Ten minutes was all that separated Javon and his dream in life. Kwame and Demond simply looked at each other as they entered the playing floor for the final quarter of the game. They knew what had to be done. The other team started with the ball and moved it slowly up the floor, not watching for any kind of defense.
One of the boys on the other team set a screen, and the point guard slyly moved to proceed around it, unaware of what was there. Out jumped Javon, slapping the ball and getting it up the floor to Kwame, who was able to finish the play with a powerful slam-dunk.
The crowd had not expected Javon’s team to stay with these players this long, especially not to be leading. All momentum and the crowd had shifted to Javon’s team, the screams were almost deafening.
Kwame yelled to his teammates, “Only a minute left, come on!!”
The final minute was upon them, still clinging to that two point lead. The other team came down the floor quickly, confident that they would be able to win. They wasted little time and then after a missed shot, their biggest man was able to dunk the rebound.
“Only 40 seconds remaining; this is a tight one; it should go down to the wire,” yelled the announcer.
With three time-outs remaining, Javon quickly called one as he got over half-court.
“30 seconds remaining.”
“Dawgs dis be it, its show time, and I really want to win,” Javon said.

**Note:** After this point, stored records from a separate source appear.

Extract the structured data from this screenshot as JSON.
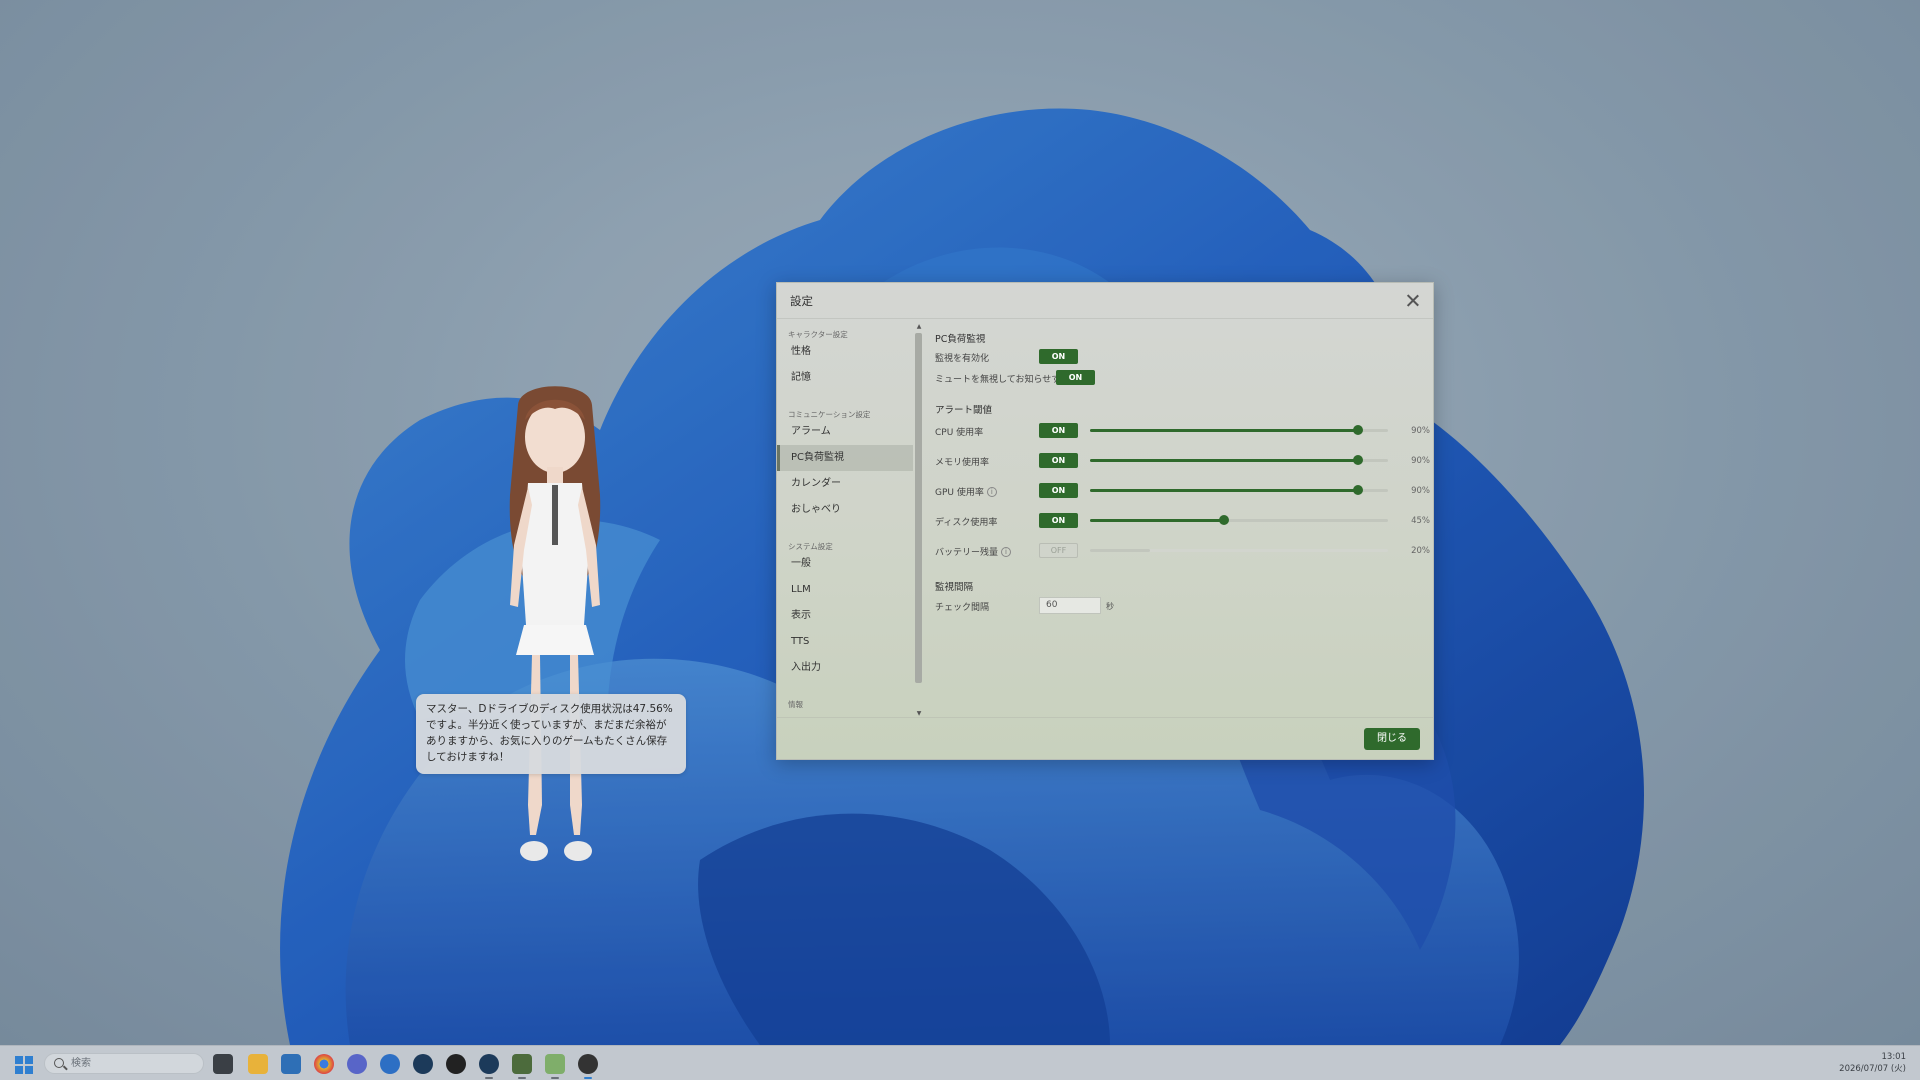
{
  "taskbar": {
    "search_placeholder": "検索",
    "time": "13:01",
    "date": "2026/07/07 (火)",
    "apps": [
      "terminal-icon",
      "file-explorer-icon",
      "store-icon",
      "chrome-icon",
      "discord-icon",
      "firefox-icon",
      "steam-icon",
      "obs-icon",
      "steam-alt-icon",
      "inkscape-icon",
      "vrm-app-icon",
      "mascot-app-icon"
    ]
  },
  "speech": {
    "line1": "マスター、Dドライブのディスク使用状況は47.56%",
    "line2": "ですよ。半分近く使っていますが、まだまだ余裕が",
    "line3": "ありますから、お気に入りのゲームもたくさん保存",
    "line4": "しておけますね！"
  },
  "dialog": {
    "title": "設定",
    "close_button": "閉じる"
  },
  "sidebar": {
    "section_character": "キャラクター設定",
    "personality": "性格",
    "memory": "記憶",
    "section_communication": "コミュニケーション設定",
    "alarm": "アラーム",
    "pc_monitor": "PC負荷監視",
    "calendar": "カレンダー",
    "chat": "おしゃべり",
    "section_system": "システム設定",
    "general": "一般",
    "llm": "LLM",
    "display": "表示",
    "tts": "TTS",
    "io": "入出力",
    "section_info": "情報"
  },
  "monitor": {
    "title": "PC負荷監視",
    "enable_label": "監視を有効化",
    "enable_state": "ON",
    "ignore_mute_label": "ミュートを無視してお知らせする",
    "ignore_mute_state": "ON",
    "threshold_title": "アラート閾値",
    "cpu_label": "CPU 使用率",
    "cpu_state": "ON",
    "cpu_value": "90%",
    "cpu_level": 0.9,
    "memory_label": "メモリ使用率",
    "memory_state": "ON",
    "memory_value": "90%",
    "memory_level": 0.9,
    "gpu_label": "GPU 使用率",
    "gpu_state": "ON",
    "gpu_value": "90%",
    "gpu_level": 0.9,
    "disk_label": "ディスク使用率",
    "disk_state": "ON",
    "disk_value": "45%",
    "disk_level": 0.45,
    "battery_label": "バッテリー残量",
    "battery_state": "OFF",
    "battery_value": "20%",
    "battery_level": 0.2,
    "interval_title": "監視間隔",
    "check_interval_label": "チェック間隔",
    "check_interval_value": "60",
    "check_interval_unit": "秒"
  },
  "colors": {
    "accent": "#2f6a2c"
  }
}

“Man, we goin’ to win, just stay calm,” Kwame assured Javon.
They broke out of the time-out and took the ball up the floor, the time slowly expiring. The score was tied, their man goal being to waste time and break it. Javon pointed around, ordering his friends to move towards him and set a pair of screens. And then it happened, Javon got around the first screen and then got the ball swiped. The other player ran down the court and broke the tie. There were only five seconds left. Javon called his second to last time out, and simply told Kwame and Demond not to worry, he had it under control, although he was still rattled after having the ball stolen quick hands of the other team just moments ago.

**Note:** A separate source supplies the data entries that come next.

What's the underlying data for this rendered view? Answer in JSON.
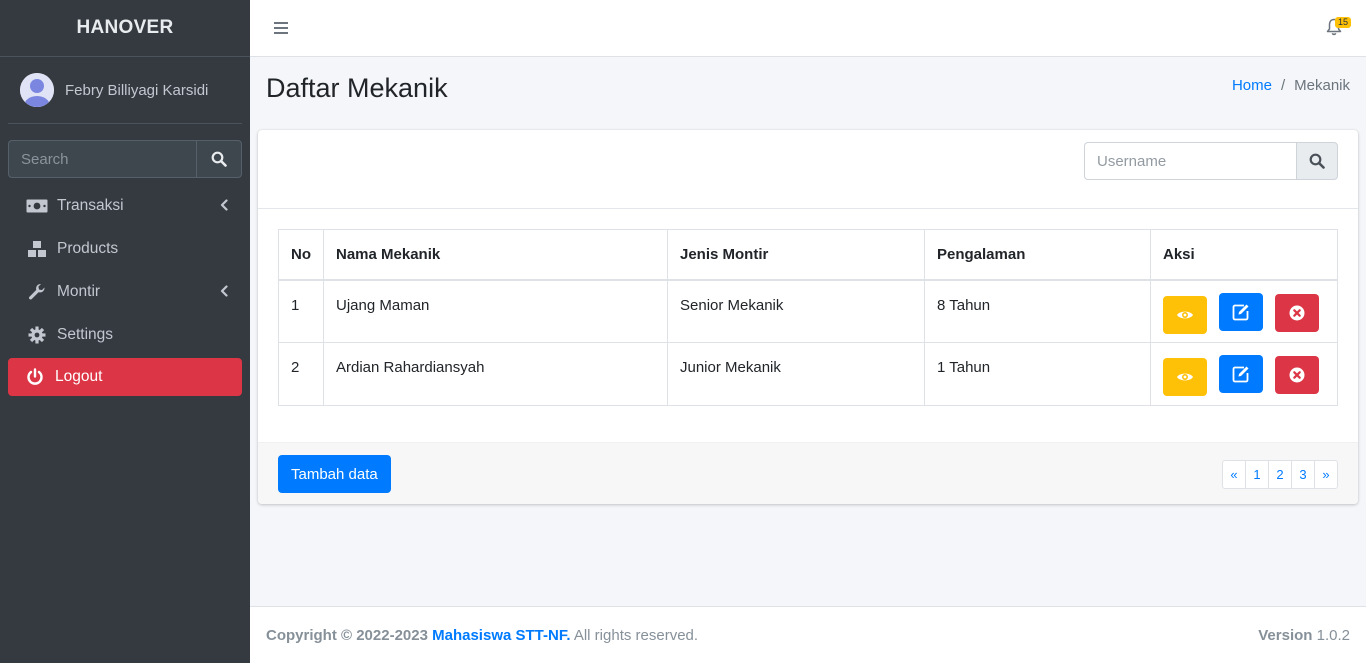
{
  "sidebar": {
    "brand": "HANOVER",
    "user_name": "Febry Billiyagi Karsidi",
    "search_placeholder": "Search",
    "items": [
      {
        "label": "Transaksi",
        "icon": "money-bill-icon",
        "has_submenu": true
      },
      {
        "label": "Products",
        "icon": "cubes-icon",
        "has_submenu": false
      },
      {
        "label": "Montir",
        "icon": "wrench-icon",
        "has_submenu": true
      },
      {
        "label": "Settings",
        "icon": "gear-icon",
        "has_submenu": false
      }
    ],
    "logout_label": "Logout"
  },
  "navbar": {
    "notification_count": "15"
  },
  "header": {
    "title": "Daftar Mekanik",
    "breadcrumb": {
      "home": "Home",
      "separator": "/",
      "current": "Mekanik"
    }
  },
  "card": {
    "search_placeholder": "Username",
    "table": {
      "columns": [
        "No",
        "Nama Mekanik",
        "Jenis Montir",
        "Pengalaman",
        "Aksi"
      ],
      "rows": [
        {
          "no": "1",
          "nama": "Ujang Maman",
          "jenis": "Senior Mekanik",
          "pengalaman": "8 Tahun"
        },
        {
          "no": "2",
          "nama": "Ardian Rahardiansyah",
          "jenis": "Junior Mekanik",
          "pengalaman": "1 Tahun"
        }
      ]
    },
    "add_button": "Tambah data",
    "pagination": [
      "«",
      "1",
      "2",
      "3",
      "»"
    ]
  },
  "footer": {
    "copyright": "Copyright © 2022-2023",
    "org": "Mahasiswa STT-NF.",
    "rights": "All rights reserved.",
    "version_label": "Version",
    "version": "1.0.2"
  },
  "colors": {
    "sidebar_bg": "#343a40",
    "primary": "#007bff",
    "danger": "#dc3545",
    "warning": "#ffc107"
  }
}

Kwame in-bounded the sought-after ball and Javon made is run up the floor, dodging the three defenders, Javon.made it halfway between half court and the three-point line and put up a prayer. The ball lofted toward the hoop, time expired, and then--“swish.”
The spinning, orange ball went through the net, like boiling water through ice. The three boys let out a loud yell, as they knew that they had just completed the only goal that their friend had ever wanted. Kwame and Demond wanted to give their shares of the money to Javon, so that he could attend college.

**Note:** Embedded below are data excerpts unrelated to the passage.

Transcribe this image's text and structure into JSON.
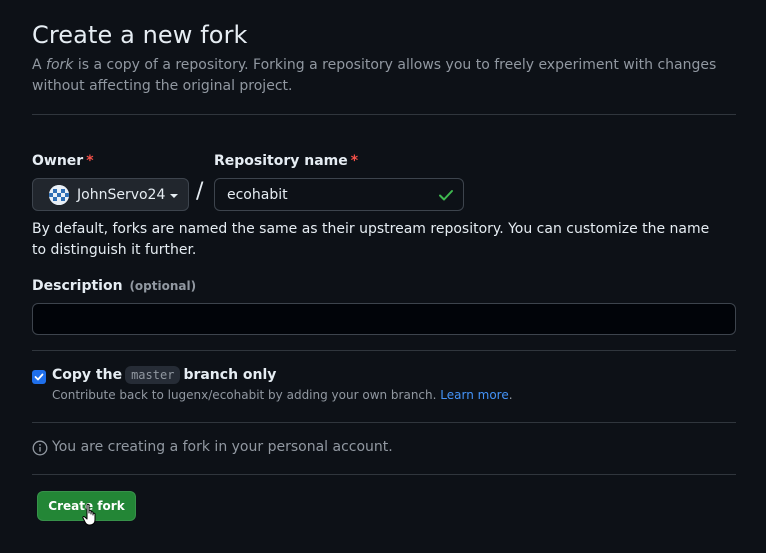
{
  "header": {
    "title": "Create a new fork",
    "subtitle_prefix": "A ",
    "subtitle_em": "fork",
    "subtitle_rest": " is a copy of a repository. Forking a repository allows you to freely experiment with changes without affecting the original project."
  },
  "owner": {
    "label": "Owner",
    "required_mark": "*",
    "value": "JohnServo24",
    "icon": "chevron-down-icon"
  },
  "separator": "/",
  "repository": {
    "label": "Repository name",
    "required_mark": "*",
    "value": "ecohabit",
    "status_icon": "check-icon",
    "status_color": "#3fb950"
  },
  "repo_help": "By default, forks are named the same as their upstream repository. You can customize the name to distinguish it further.",
  "description": {
    "label": "Description",
    "optional": "(optional)",
    "value": "",
    "placeholder": ""
  },
  "copy_branch": {
    "checked": true,
    "label_before": "Copy the",
    "branch": "master",
    "label_after": "branch only",
    "help_text": "Contribute back to lugenx/ecohabit by adding your own branch.",
    "link_text": "Learn more"
  },
  "info": {
    "icon": "info-icon",
    "text": "You are creating a fork in your personal account."
  },
  "actions": {
    "create_label": "Create fork",
    "create_color": "#238636"
  },
  "theme": {
    "background": "#0d1117",
    "accent": "#1f6feb",
    "link": "#4493f8",
    "danger": "#f85149"
  }
}
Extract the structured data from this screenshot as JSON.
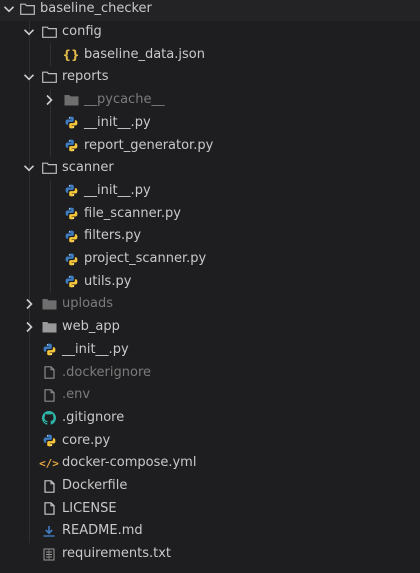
{
  "explorer": {
    "items": [
      {
        "label": "baseline_checker",
        "type": "folder-open",
        "depth": 0,
        "expanded": true
      },
      {
        "label": "config",
        "type": "folder-open",
        "depth": 1,
        "expanded": true
      },
      {
        "label": "baseline_data.json",
        "type": "json",
        "depth": 2
      },
      {
        "label": "reports",
        "type": "folder-open",
        "depth": 1,
        "expanded": true
      },
      {
        "label": "__pycache__",
        "type": "folder-closed-dim",
        "depth": 2,
        "expanded": false
      },
      {
        "label": "__init__.py",
        "type": "python",
        "depth": 2
      },
      {
        "label": "report_generator.py",
        "type": "python",
        "depth": 2
      },
      {
        "label": "scanner",
        "type": "folder-open",
        "depth": 1,
        "expanded": true
      },
      {
        "label": "__init__.py",
        "type": "python",
        "depth": 2
      },
      {
        "label": "file_scanner.py",
        "type": "python",
        "depth": 2
      },
      {
        "label": "filters.py",
        "type": "python",
        "depth": 2
      },
      {
        "label": "project_scanner.py",
        "type": "python",
        "depth": 2
      },
      {
        "label": "utils.py",
        "type": "python",
        "depth": 2
      },
      {
        "label": "uploads",
        "type": "folder-closed-dim",
        "depth": 1,
        "expanded": false
      },
      {
        "label": "web_app",
        "type": "folder-closed",
        "depth": 1,
        "expanded": false
      },
      {
        "label": "__init__.py",
        "type": "python",
        "depth": 1
      },
      {
        "label": ".dockerignore",
        "type": "file-dim",
        "depth": 1
      },
      {
        "label": ".env",
        "type": "file-dim",
        "depth": 1
      },
      {
        "label": ".gitignore",
        "type": "github",
        "depth": 1
      },
      {
        "label": "core.py",
        "type": "python",
        "depth": 1
      },
      {
        "label": "docker-compose.yml",
        "type": "code",
        "depth": 1
      },
      {
        "label": "Dockerfile",
        "type": "file",
        "depth": 1
      },
      {
        "label": "LICENSE",
        "type": "file",
        "depth": 1
      },
      {
        "label": "README.md",
        "type": "markdown",
        "depth": 1
      },
      {
        "label": "requirements.txt",
        "type": "text-file",
        "depth": 1
      }
    ]
  },
  "icons": {
    "folder": "folder-icon",
    "python": "python-icon",
    "json": "json-braces-icon",
    "file": "file-icon",
    "github": "github-icon",
    "code": "code-brackets-icon",
    "markdown": "markdown-icon",
    "text": "text-file-icon"
  },
  "colors": {
    "background": "#1e1e20",
    "text": "#c9c9c9",
    "dim_text": "#7b7b7b",
    "python_blue": "#3f7cc0",
    "python_yellow": "#f5c53a",
    "json": "#e0b94a",
    "code": "#e7a844",
    "github": "#2fb5a8"
  }
}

The boys went to Kwame’s and celebrated. This was quite possibly the happiest day of their lives. They had always to known that they were going to win. Unfortunately, the next day tragedy struck, as the college informed Javon’s high school that there were some problems with the boy’s win. Mr. James called the three boys down to his office to inform them about the horrible news.
“Boys there were some problems with the transfer of funds,” Mr. James slowly said. “After looking at our records, the college officials found that Kwame was academically ineligible. They said that they may need to take the money away from you. After explaining to the officials that you two boys, pointing at Kwame and Demond, were going to give the money Javon and to fulfill his yearning to go to college, they told me that they might be able to work something out. They called back a couple of hours later and told me that they could give you a full scholarship, but could not give anything to Kwame or Demond. I told them…”
“No, man that’s fine, we don’t care,” Kwame and Demond interruptedly agreed.
“That’s exactly what I thought.”
The following fall Javon attended East Chicago College, majoring in English Composition, a real favorite of his. Javon tried out for the basketball team and made a difference as a great “sixth man.” After a successful semester, Javon wrote about his journey to college for his mid-term exam.